Design patterns are always challenging to produce, especially since designers inevitably nit-pick them to death. But these patterns are up to the challenge: they actually make sense, and I suspect will stand up handsomely to the persnickety-designer test. But even if you differ with some of their particulars, it's incredibly valuable to have the heavy lifting already done, so all you have to do is react, refine and "improve" for your own use.
More than a mere collection of patterns, the book doles out large helpings of hard-won wisdom from the authors and other veterans of the industry who have wrestled with the volatile, emergent nature of socially driven digital design.
If you're doing anything with social design, from being asked to create a corporate blog to enhancing the way employees share knowledge on your intranet, do yourself a favor and get familiar with Designing Social Interfaces.

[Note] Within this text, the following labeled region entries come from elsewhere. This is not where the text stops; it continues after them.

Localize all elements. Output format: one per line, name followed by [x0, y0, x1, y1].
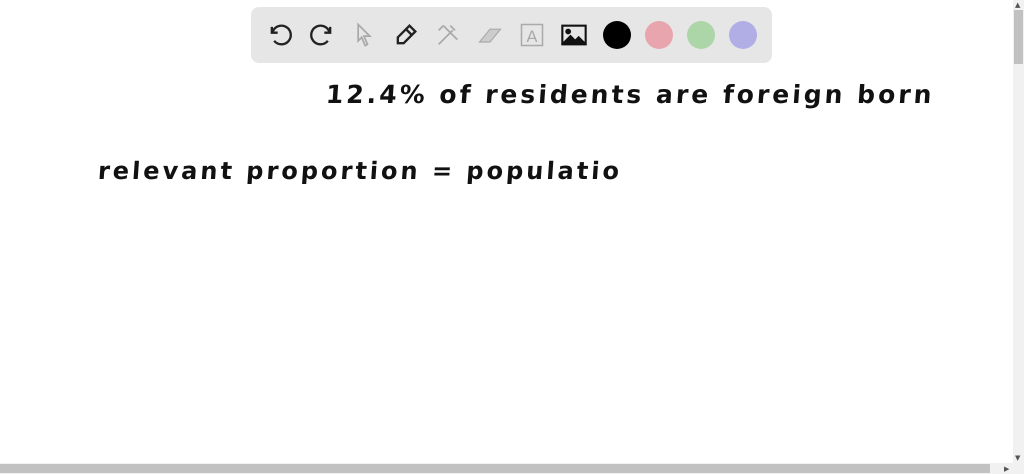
image-icon — [560, 24, 588, 46]
color-pink[interactable] — [645, 21, 673, 49]
drawing-toolbar: A — [251, 7, 772, 63]
image-button[interactable] — [559, 20, 589, 50]
handwritten-line-1: 12.4% of residents are foreign born — [324, 80, 936, 109]
svg-text:A: A — [526, 27, 538, 46]
handwritten-line-2: relevant proportion = populatio — [97, 157, 623, 185]
scroll-right-arrow[interactable]: ▶ — [1004, 465, 1009, 473]
text-button[interactable]: A — [517, 20, 547, 50]
text-icon: A — [520, 23, 544, 47]
redo-icon — [310, 24, 332, 46]
color-black[interactable] — [603, 21, 631, 49]
undo-button[interactable] — [265, 20, 295, 50]
scroll-up-arrow[interactable]: ▲ — [1015, 1, 1020, 9]
undo-icon — [270, 24, 292, 46]
eraser-button[interactable] — [475, 20, 505, 50]
vertical-scrollbar[interactable]: ▲ ▼ — [1013, 0, 1024, 463]
tools-button[interactable] — [433, 20, 463, 50]
whiteboard-canvas[interactable]: 12.4% of residents are foreign born rele… — [0, 0, 1013, 463]
tools-icon — [438, 25, 458, 45]
pen-button[interactable] — [391, 20, 421, 50]
select-button[interactable] — [349, 20, 379, 50]
pencil-icon — [396, 24, 417, 45]
redo-button[interactable] — [307, 20, 337, 50]
pointer-icon — [357, 22, 372, 47]
horizontal-scrollbar[interactable]: ▶ — [0, 463, 1024, 474]
color-green[interactable] — [687, 21, 715, 49]
vertical-scroll-thumb[interactable] — [1014, 10, 1023, 64]
horizontal-scroll-thumb[interactable] — [0, 464, 990, 473]
eraser-icon — [478, 28, 502, 43]
color-purple[interactable] — [729, 21, 757, 49]
scroll-down-arrow[interactable]: ▼ — [1015, 454, 1020, 462]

An Excellent Pattern-based Approach To Designing Social Web Applications
This excellent handbook of Patterns for Designing Interfaces for The Social Web and Mobile Applications contains extremely valuable examples of superior Interface Components and Approaches to designing for the Social Web. If you are already in the process of designing a Social Web Application or Mobile Interface to that Application this book definitely will guide your selection of content for that Software Tool or Widget. As a beginner in the design of Interfaces involving Social or Collaborative Content I could have benefited from a more step-by-step guide to determining the goals and constraints of a Social Application prior to choosing the Patterns which will enable an excellent user interface. This guidebook to Social Web and Mobile Interface Patterns will become the Standard Excellent Reference Work for Web Design Studios executing Social Applications. If on the other hand you require (like myself) a functional guide to the steps in defining and constructing a site and a taxonomy of possible goals and constraints for your design project, this reference work may be a bit more advanced than would suit those familiarization goals.